I have problem about calculating the precision and recall for classifier in matlab. I use fisherIris data (that consists of 150 datapoints, 50-setosa, 50-versicolor, 50-virginica). I have classified using kNN algorithm. Here is my confusion matrix:

50     0     0
 0    48     2
 0     4    46

correct classification rate is 96% (144/150), but how to calculate precision and recall using matlab, is there any function? I know the formulas for that precision=tp/(tp+fp),and recall=tp/(tp+fn), but I am lost in identifying components. For instance, can I say that true positive is 144 from the matrix? what about false positive and false negative? Please help!!! I would really appreciate! Thank you!

user2314737
  • 27,088
  • 20
  • 102
  • 114
user19565
  • 155
  • 1
  • 2
  • 9
  • sorry sorry ,we are talking different one –  Apr 07 '14 at 14:21
  • How do you get to 144? – Dan Apr 07 '14 at 14:24
  • I have got this number by summing up the diagonal of confusion matrix, 50+48+46, considering as correctly classified data – user19565 Apr 07 '14 at 14:28
  • you have 3 classes? Are you sure precision and recall generalize to classification with more than 2 classes? – Dan Apr 07 '14 at 14:36
  • Yes, I have three classes, I think I have seen similar paper considering 12 classes that gives information on precision and recall for classification overall evaluation. "Trabelsi, D., Mohammed, S., Chamroukhi, F., Oukhellou, L. and Amirat, Y., An unsupervised approach for automatic activity recognition based on hidden Markov model regression (2013), in: IEEE Transactions on Automation Science and Engineering, Accepted as regular paper, DOI: 10.1109/TASE.2013.2256349" – user19565 Apr 07 '14 at 14:43
  • 1
    @user19565 http://stats.stackexchange.com/questions/51296/how-to-calculate-precision-and-recall-for-multiclass-classification-using-confus – Dan Apr 07 '14 at 14:58
  • Thank you for giving me right direction! – user19565 Apr 07 '14 at 15:39
  • In pattern recognition and information retrieval with binary classification, precision (also called positive predictive value) is the fraction of retrieved instances that are relevant, while recall (also known as sensitivity) is the fraction of relevant instances that are retrieved[1] source Wikipedia,, I am not sure how would you apply for multi class scenario but my hypothesis is reporting on a multi-class one vs all setting. – Creative_Cimmons Oct 15 '14 at 10:55
  • look at [`perfcurve`](http://www.mathworks.com/help/stats/perfcurve.html) – Shai Mar 12 '15 at 15:06

4 Answers4

8

To add to pederpansen's answer, here are some anonymous Matlab functions for calculating precision, recall and F1-score for each class, and the mean F1 score over all classes:

precision = @(confusionMat) diag(confusionMat)./sum(confusionMat,2);

recall = @(confusionMat) diag(confusionMat)./sum(confusionMat,1)';

f1Scores = @(confusionMat) 2*(precision(confusionMat).*recall(confusionMat))./(precision(confusionMat)+recall(confusionMat))

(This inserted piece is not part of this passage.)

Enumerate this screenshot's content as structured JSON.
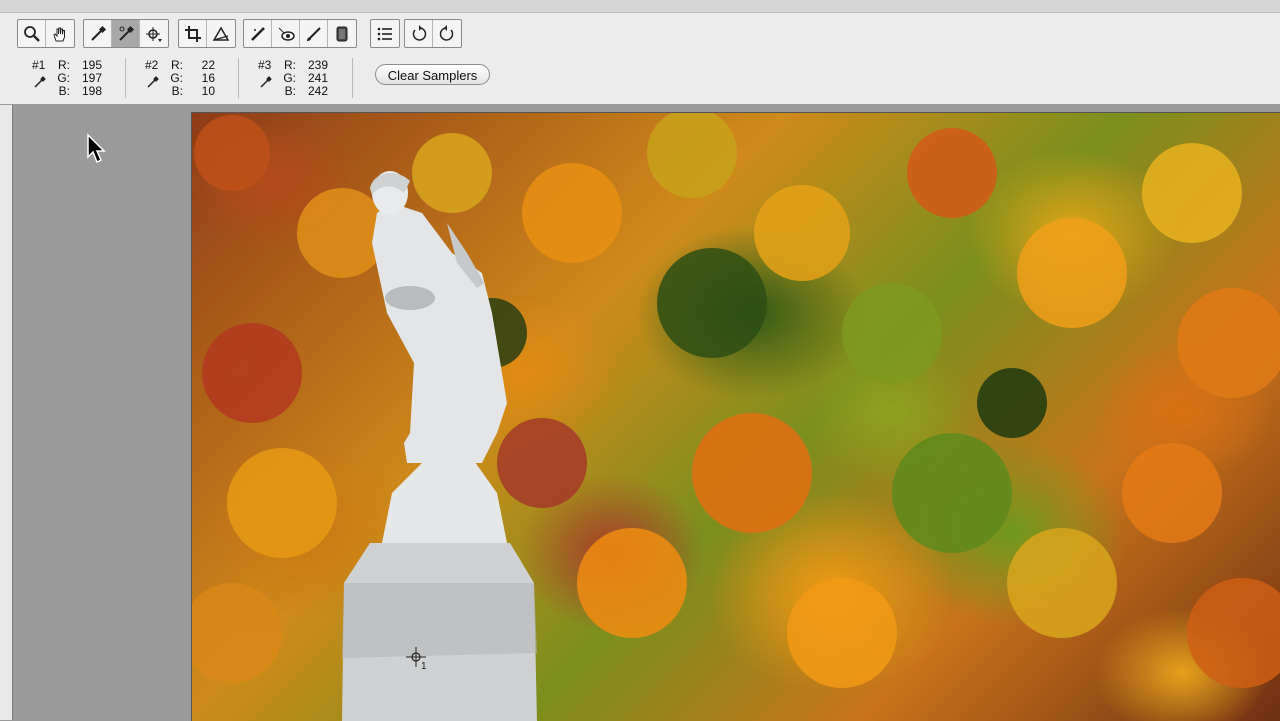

meanF1 = @(confusionMat) mean(f1Scores(confusionMat))
Shane Halloran
  • 318
  • 4
  • 9
  • 1
    Just a warning, the usage of confusionMat in precision and recall here is wrong, it should be transposed (row index representing real label index). Simple example where everything is predicted as label 2: recall([0, 5; 0, 5]) = [NaN, 0.5], while recall([0, 5; 0, 5].') = [0 1] returns the correct result. Otherwise, you will get wrong results. – vls Jul 11 '17 at 14:55
3

As Dan pointed out in his comment, precision and recall are usually defined for binary classification problems only.

But you can calculate precision and recall separately for each class. Let's annotate your confusion matrix a little bit:

          |                  true           |
          |      |  seto  |  vers  |  virg  |
          -----------------------------------
          | seto |   50        0        0
predicted | vers |    0       48        2
          | virg |    0        4       46

Here I assumed the usual convention holds, i.e. columns are used for true values and rows for values predicted by your learning algorithm. (If your matrix was built the other way round, simply take the transpose of the confusion matrix.)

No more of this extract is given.